Especially alarming to officials was the divide between higher- and lower-performing students, which has grown wider than ever. Students with the highest scores outperformed their peers from two years ago, making up some ground lost during the pandemic. But the lowest performers are scoring even lower, falling further behind.

It was most pronounced in eighth grade math: While the top 10% of students saw their scores increased by 3 points, the lowest 10% decreased by 6 points.

That could reflect investments by families in high-performing students’ recovery from the pandemic. “Families that had the resources, they hired extra tutors, they got extra support to build on what was going on in the classroom,” said Eric Mackey, superintendent of education in Alabama. “Families that either could not afford that or didn’t have the opportunity or resources for that continued to struggle.”

The drop in scores continues a post-pandemic slide

The latest setbacks follow a historic post-pandemic backslide in 2022. In that year’s exam, student achievement fell across both subjects and grade levels, in some cases by unprecedented levels.

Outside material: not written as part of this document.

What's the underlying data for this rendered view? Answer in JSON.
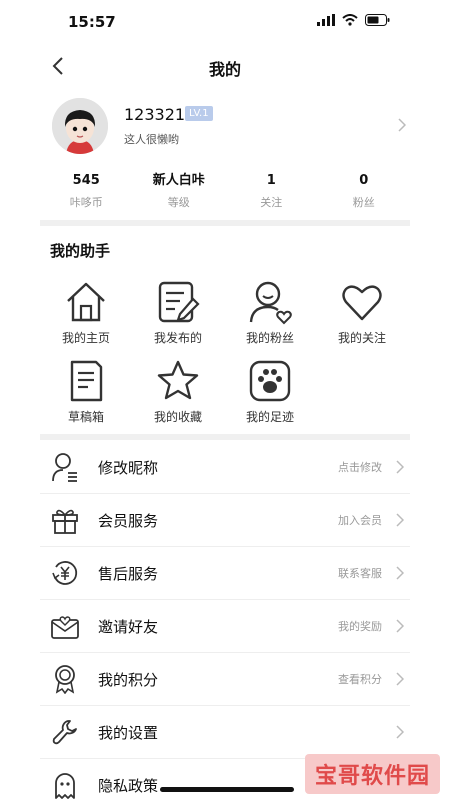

This round of testing again featured students whose lives were disrupted by the pandemic. When COVID hit in 2020, the fourth graders were in kindergarten. The eighth graders were in fourth grade.

But Carr said poor results can no longer be blamed solely on the pandemic, warning the nation’s education system faces “complex challenges.”

A survey done alongside the exam found in 2022 that fewer young students were reading for enjoyment, which is linked to lower reading scores. New survey results found students who are often absent from class — a persistent problem nationwide — are struggling the most.

The results provide fresh fuel for a national debate over the impact of pandemic school closures, though they’re unlikely to add clarity. Some studies have found that longer closures led to bigger academic setbacks. Those slower to reopen were often in urban and Democratic-led areas, while more rural and Republican-led areas were quicker.

The new results don’t show a “direct link” on the topic, Carr said, though she said students clearly do better when they’re in school.

Among the states that saw reading scores fall in 2024 are Florida and Arizona, which were among the first to return to the classroom during the pandemic. Some big school systems that had longer closures made strides in fourth grade math, including Los Angeles and New York City.

The success of big urban districts — 14 of which saw notable improvement in fourth-grade math when the nation overall saw only minor gains — can be credited to academic recovery efforts funded by federal money, said Ray Hart, executive director of the Council of Great City Schools. Investing in efforts like intensive tutoring programs and curriculum updates is “really proving to make a difference,” he said.

Is screen time to blame?

Pandemic-era changes in childhood outside the classroom may have impacted scores as well.

“We should be looking at what social media and the rise of the screen-based childhood is doing for reading skills,” said Marty West, academic dean at the Harvard Graduate School of Education.

Parents should be reading with their kids, and listening to them read, Mackey said. “We are concerned that students are spending … too much time on the phone and not enough time reading books,” Mackey said.

Even in school, West pointed out, students are reading and writing less. A majority of eighth graders last year said their teachers asked them to write several sentences about reading assignments fewer than six times a year.

“There’s no way around the fact that relationships, high-quality teachers and really engaging and high-expectation classrooms matter the most for kids,” said Robin Lake, director of the Center on Reinventing Public Education.

It will take a small miracle to turn this around!